A análise de outros contratos firmados pela Codevasf nas cidades sergipanas ligaram o alerta amarelo no órgão, que suspeita de falsificação na prestação de informações. Isso porque, segundo o órgão, os auditores encontraram inconsistências nos diários de obra, que não registram os locais de execução dos serviços e repetem os nomes dos mesmos profissionais em todas as atividades.

“Foram incluídos, na mesma folha do diário, municípios com distâncias de até cerca de 200 quilômetros entre si, como exemplo a obra de nº 04 que contempla vias dos municípios de Propriá/SE e Umbaúba/SE”, diz um trecho do relatório.

Dentre as irregularidades apontadas pela CGU ainda está a desatualização de valores para a prestação dos serviços, pavimentação em espessura menor que a contratada e feita com material diferente do previsto em licitação.

Em 2019, a Codevasf reduziu o preço, por metro quadrado, dos serviços de pavimentação de 79,40 reais para 69,85. A norma, porém, não foi seguida nos contratos referentes às obras em Sergipe. De acordo com a auditoria, em apenas dois contratos, o sobrepreço chega a mais de 740 mil reais.

Os indícios de superfaturamento também foram identificados em contratos do Amapá analisados pela Controladoria, que calcula cerca de 1,4 milhão em sobrepreço, 592 mil em prejuízo e 1,9 milhão em superfaturamento.

Durante os quatro anos do governo Bolsonaro, a estatal também foi utilizada para escoar emendas do Orçamento Secreto, uma espécie de moeda de troca entre o governo federal e o Congresso Nacional, com a aquisição de tratores, instalação de cisternas e obras de pavimentação.

Mesmo após a derrota do ex-capitão para Lula (PT), o comando da Codevasf deve ficar sob a tutela do União Brasil, que pretende manter Moreira na presidência do órgão. O engenheiro foi indicado pelo deputado federal Elmar Nascimento (BA), considerado por petistas como uma “pedra do sapato” à formação da base do governo na Câmara.

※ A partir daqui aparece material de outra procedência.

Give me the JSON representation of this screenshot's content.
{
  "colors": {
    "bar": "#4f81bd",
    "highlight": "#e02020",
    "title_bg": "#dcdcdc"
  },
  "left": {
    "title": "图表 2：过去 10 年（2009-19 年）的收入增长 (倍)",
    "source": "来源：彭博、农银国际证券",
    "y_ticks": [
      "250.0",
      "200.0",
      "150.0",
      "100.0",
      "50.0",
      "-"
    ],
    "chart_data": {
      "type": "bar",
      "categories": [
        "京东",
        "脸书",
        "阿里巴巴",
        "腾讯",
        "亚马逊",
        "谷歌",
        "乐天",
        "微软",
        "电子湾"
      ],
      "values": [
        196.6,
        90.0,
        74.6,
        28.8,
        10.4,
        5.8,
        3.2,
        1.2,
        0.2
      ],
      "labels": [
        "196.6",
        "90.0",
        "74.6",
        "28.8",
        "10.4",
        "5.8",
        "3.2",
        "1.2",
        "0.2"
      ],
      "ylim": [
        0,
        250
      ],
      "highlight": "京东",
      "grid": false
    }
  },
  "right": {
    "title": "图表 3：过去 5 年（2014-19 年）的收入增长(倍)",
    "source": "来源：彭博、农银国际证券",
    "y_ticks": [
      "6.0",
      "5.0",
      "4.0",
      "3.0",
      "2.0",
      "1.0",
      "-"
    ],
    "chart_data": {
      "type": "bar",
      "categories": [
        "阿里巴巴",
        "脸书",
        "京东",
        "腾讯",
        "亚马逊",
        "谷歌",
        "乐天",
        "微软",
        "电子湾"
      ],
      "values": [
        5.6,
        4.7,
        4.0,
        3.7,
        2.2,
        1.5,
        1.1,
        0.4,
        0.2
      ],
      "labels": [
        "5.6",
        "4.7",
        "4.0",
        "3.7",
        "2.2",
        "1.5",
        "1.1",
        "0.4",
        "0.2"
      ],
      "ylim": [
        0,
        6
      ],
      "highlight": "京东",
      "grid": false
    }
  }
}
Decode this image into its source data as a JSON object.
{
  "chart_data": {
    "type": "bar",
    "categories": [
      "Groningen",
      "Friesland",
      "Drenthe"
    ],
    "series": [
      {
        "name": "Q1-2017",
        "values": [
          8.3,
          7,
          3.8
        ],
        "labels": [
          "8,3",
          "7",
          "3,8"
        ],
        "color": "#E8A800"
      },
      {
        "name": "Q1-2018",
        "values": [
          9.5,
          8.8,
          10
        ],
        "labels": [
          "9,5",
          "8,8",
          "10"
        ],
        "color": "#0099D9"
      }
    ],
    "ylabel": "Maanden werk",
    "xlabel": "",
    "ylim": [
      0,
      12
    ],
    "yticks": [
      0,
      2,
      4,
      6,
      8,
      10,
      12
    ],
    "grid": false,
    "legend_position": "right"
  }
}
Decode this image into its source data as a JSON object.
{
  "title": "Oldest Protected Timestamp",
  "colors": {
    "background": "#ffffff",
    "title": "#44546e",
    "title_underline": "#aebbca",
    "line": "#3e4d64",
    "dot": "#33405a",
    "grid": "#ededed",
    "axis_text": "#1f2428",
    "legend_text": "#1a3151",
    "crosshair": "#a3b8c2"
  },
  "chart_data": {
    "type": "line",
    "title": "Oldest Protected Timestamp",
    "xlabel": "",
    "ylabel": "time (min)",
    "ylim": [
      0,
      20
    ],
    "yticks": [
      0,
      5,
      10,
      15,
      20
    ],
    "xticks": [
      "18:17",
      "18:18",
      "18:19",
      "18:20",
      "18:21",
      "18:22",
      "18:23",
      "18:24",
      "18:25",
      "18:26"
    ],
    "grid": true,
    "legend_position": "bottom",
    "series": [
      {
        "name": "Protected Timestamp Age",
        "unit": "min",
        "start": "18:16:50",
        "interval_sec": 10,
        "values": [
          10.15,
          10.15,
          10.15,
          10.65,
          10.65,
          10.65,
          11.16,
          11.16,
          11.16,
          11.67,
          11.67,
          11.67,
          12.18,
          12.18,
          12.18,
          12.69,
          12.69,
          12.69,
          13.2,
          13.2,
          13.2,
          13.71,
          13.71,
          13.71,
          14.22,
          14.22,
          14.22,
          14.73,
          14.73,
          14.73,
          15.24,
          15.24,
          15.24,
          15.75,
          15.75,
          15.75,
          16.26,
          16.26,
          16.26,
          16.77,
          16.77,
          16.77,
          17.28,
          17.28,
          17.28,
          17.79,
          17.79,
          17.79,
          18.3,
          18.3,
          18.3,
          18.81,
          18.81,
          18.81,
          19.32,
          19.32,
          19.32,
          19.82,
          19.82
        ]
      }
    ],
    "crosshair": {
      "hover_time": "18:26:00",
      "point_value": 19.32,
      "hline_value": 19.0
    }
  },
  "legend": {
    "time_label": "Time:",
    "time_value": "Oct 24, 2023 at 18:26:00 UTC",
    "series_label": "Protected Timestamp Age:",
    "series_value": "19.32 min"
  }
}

O parlamentar chegou a ser cotado para assumir o Ministério da Integração Nacional, mas teve o nome vetado por petistas da Bahia, que resgataram declarações de ataques a Lula durante a campanha eleitoral. Após ser preterido, Elmar passou a mandar recados ao Palácio do Planalto sobre a “independência” da bancada do partido no Congresso.

A solução para os rompantes do deputado seria mantê-lo com o comando da estatal, mas trocar os superintendentes regionais. Em Sergipe, por exemplo, preside a superintendência o bolsonarista Marcos Alves Filho, sobrinho da ex-senadora Maria do Carmo (PP) – em janeiro, ele esteve no Quartel-General do Exército, onde extremistas pediam intervenção militar.

Com as denúncias de irregularidades na Codevasf, porém, aliados de Lula temem que as investigações respinguem no governo.

Como mostrou CartaCapital, o relatório pode aumentar a temperatura na relação de Elmar com o Planalto. Em dezembro passado, o órgão apontou para o envolvimento do deputado com mal feitos em doações feitas pela unidade da estatal na Bahia. De acordo com o relatório da auditoria, cerca de 100 milhões de reais foram doados em forma de veículos e equipamentos sem nenhum critério técnico e mediante cobrança de taxas. Os itens, revelou a CGU, foram parar em imóveis particulares e entidades ligadas a políticos.

Procurados pela reportagem, a Engefort, a Codevasf e o deputado Elmar Nascimento ainda não se manifestaram. O espaço segue aberto.